Make opportunities for everyone despite money
My Point of View by Jennifer Vogt-Erickson
A couple weeks ago a linebacker for the Pittsburgh Steelers threw his elementary school-aged sons’ athletic trophies away because they were for participation instead of winning. His intended lesson? According to him, everything in life should be earned. People are not entitled to anything just because they tried their best.
James Harrison got lots of publicity for his action. I don’t have strong feelings about participation trophies one way or another, but I want my kids to learn that lesson as well. They shouldn’t expect any valuable prizes to be handed to them. Hard work, grit and more hard work are keys to success and satisfaction. That’s probably a typical goal among most parents.
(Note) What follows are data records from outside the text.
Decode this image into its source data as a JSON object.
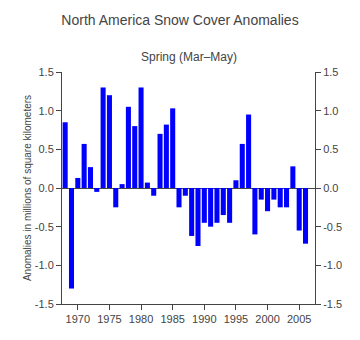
{
  "chart_data": {
    "type": "bar",
    "title": "North America Snow Cover Anomalies",
    "subtitle": "Spring (Mar–May)",
    "ylabel": "Anomalies in millions of square kilometers",
    "x": [
      1968,
      1969,
      1970,
      1971,
      1972,
      1973,
      1974,
      1975,
      1976,
      1977,
      1978,
      1979,
      1980,
      1981,
      1982,
      1983,
      1984,
      1985,
      1986,
      1987,
      1988,
      1989,
      1990,
      1991,
      1992,
      1993,
      1994,
      1995,
      1996,
      1997,
      1998,
      1999,
      2000,
      2001,
      2002,
      2003,
      2004,
      2005,
      2006
    ],
    "values": [
      0.85,
      -1.3,
      0.13,
      0.57,
      0.27,
      -0.05,
      1.3,
      1.2,
      -0.25,
      0.05,
      1.05,
      0.8,
      1.3,
      0.07,
      -0.1,
      0.7,
      0.82,
      1.03,
      -0.25,
      -0.1,
      -0.62,
      -0.75,
      -0.45,
      -0.5,
      -0.45,
      -0.35,
      -0.45,
      0.1,
      0.57,
      0.95,
      -0.6,
      -0.15,
      -0.3,
      -0.15,
      -0.25,
      -0.25,
      0.28,
      -0.55,
      -0.72
    ],
    "color": "#0000ff",
    "xlim": [
      1967.5,
      2007.5
    ],
    "xticks": [
      1970,
      1975,
      1980,
      1985,
      1990,
      1995,
      2000,
      2005
    ],
    "ylim": [
      -1.5,
      1.5
    ],
    "yticks": [
      -1.5,
      {
        "value": -1.0,
        "label": "-1.0"
      },
      -0.5,
      {
        "value": 0.0,
        "label": "0.0"
      },
      0.5,
      {
        "value": 1.0,
        "label": "1.0"
      },
      1.5
    ],
    "y2lim": [
      -1.5,
      1.5
    ],
    "y2ticks": [
      -1.5,
      {
        "value": -1.0,
        "label": "-1.0"
      },
      -0.5,
      {
        "value": 0.0,
        "label": "0.0"
      },
      0.5,
      {
        "value": 1.0,
        "label": "1.0"
      },
      1.5
    ],
    "grid": false
  }
}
Sites like “Fox & Friends” quickly spread Harrison’s remarks on social media. A couple of my conservative Facebook friends re-posted his comments on their pages.
That was predictable, but also ironic, because when it comes to participation trophies worth millions or even billions of dollars instead of just a few bucks, conservatives tend to whistle a different tune.
What if we applied Harrison’s lesson to the federal estate tax, which currently only affects the top 0.2 percent of households? (It kicks in for individual estates at $5.43 million, or $10.86 million for a couple.)
Here’s a go: Just because a person has wealthy progenitors doesn’t mean they should be rich too. They’re not entitled to the participation prize of inheritance. They should have to earn their fortune like the rest of us.
But Republicans in Congress repeatedly take aim at the estate tax, this fairest of all taxes, a partial re-leveling of the American playing field. With a Republican majority, the House passed another repeal of the estate tax in April. (Only seven Democrats voted for it.)
If it had been signed into law, it would have cost the U.S. Treasury an estimated $14.6 billion in fiscal year 2016 alone, an added hole to plug in the budget. As recently as 2001, the estate tax kicked in at $675,000, bringing in over $37 billion in revenue, so we’re already covering a big hole as it is.
Some conservatives use those numbers to make the absurd argument that we should get rid of the estate tax because it’s a declining source of revenue, even though the main reason it’s declining is because Congress raised the exemption level eight-fold, making far fewer estates liable to pay it.
Imagine playing a Monopoly game where everybody starts with the standard $1,500, except one player who begins, by chance, with $5 million. It would be obvious to everybody the game is now rigged in that person’s favor.
This is what we live every day in America. Those who have, get.
It’s not just inheritance. From 2002 to 2005, three-fourths of national income growth went to the top 1 percent. During the 2009 to 2010 recovery, the same group captured 93 percent of income gains. Did they really work that much harder than everybody else?
The richest 1 percent now own more wealth than the bottom 90 percent combined. Getting rid of the estate tax would only make this inequality worse.
Don’t buy the “class warfare” argument. The politicians who use it would like people to accept the status quo without question or complaint. They would prefer the masses pay attention to something else, like football.
About 10 years ago, Warren Buffett, the billionaire investor who has spoken forthrightly about his tax advantages compared to his middle class employees, said to Ben Stein, “There’s class warfare all right. But it’s my class, the rich class, that’s making war, and we’re winning.”
That’s the crux of the problem.
Open markets, educational opportunities and democratic government make it possible for many people to climb up a long way, some to the top. According to Daron Acemoglu and James Robinson’s research, as described in Chrystia Freeland’s “Plutocrats: the rise of the new global super-rich and the fall of everyone else,” these things are part of a virtuous cycle that creates widespread prosperity in a society.
But once they get to the top, some people want to maintain or bolster their position, and they lobby for special rules that are pro-business instead of pro-market. They exert monetary influence in elections to get laws written in their favor, corrupting the democratic process, especially as caps on campaign donations are lifted. They believe that what is good for them is good for everybody else. This is the development of plutocracy, in which the wealthy control government.
Does this sound all too familiar?
We need to reclaim democracy and make opportunities broadly available again. We teach our kids that grit and hard work are keys to success, and we must demand a system in which these things are likely to help them get there.
Jennifer Vogt-Erickson is a member of the Freeborn County DFL Party.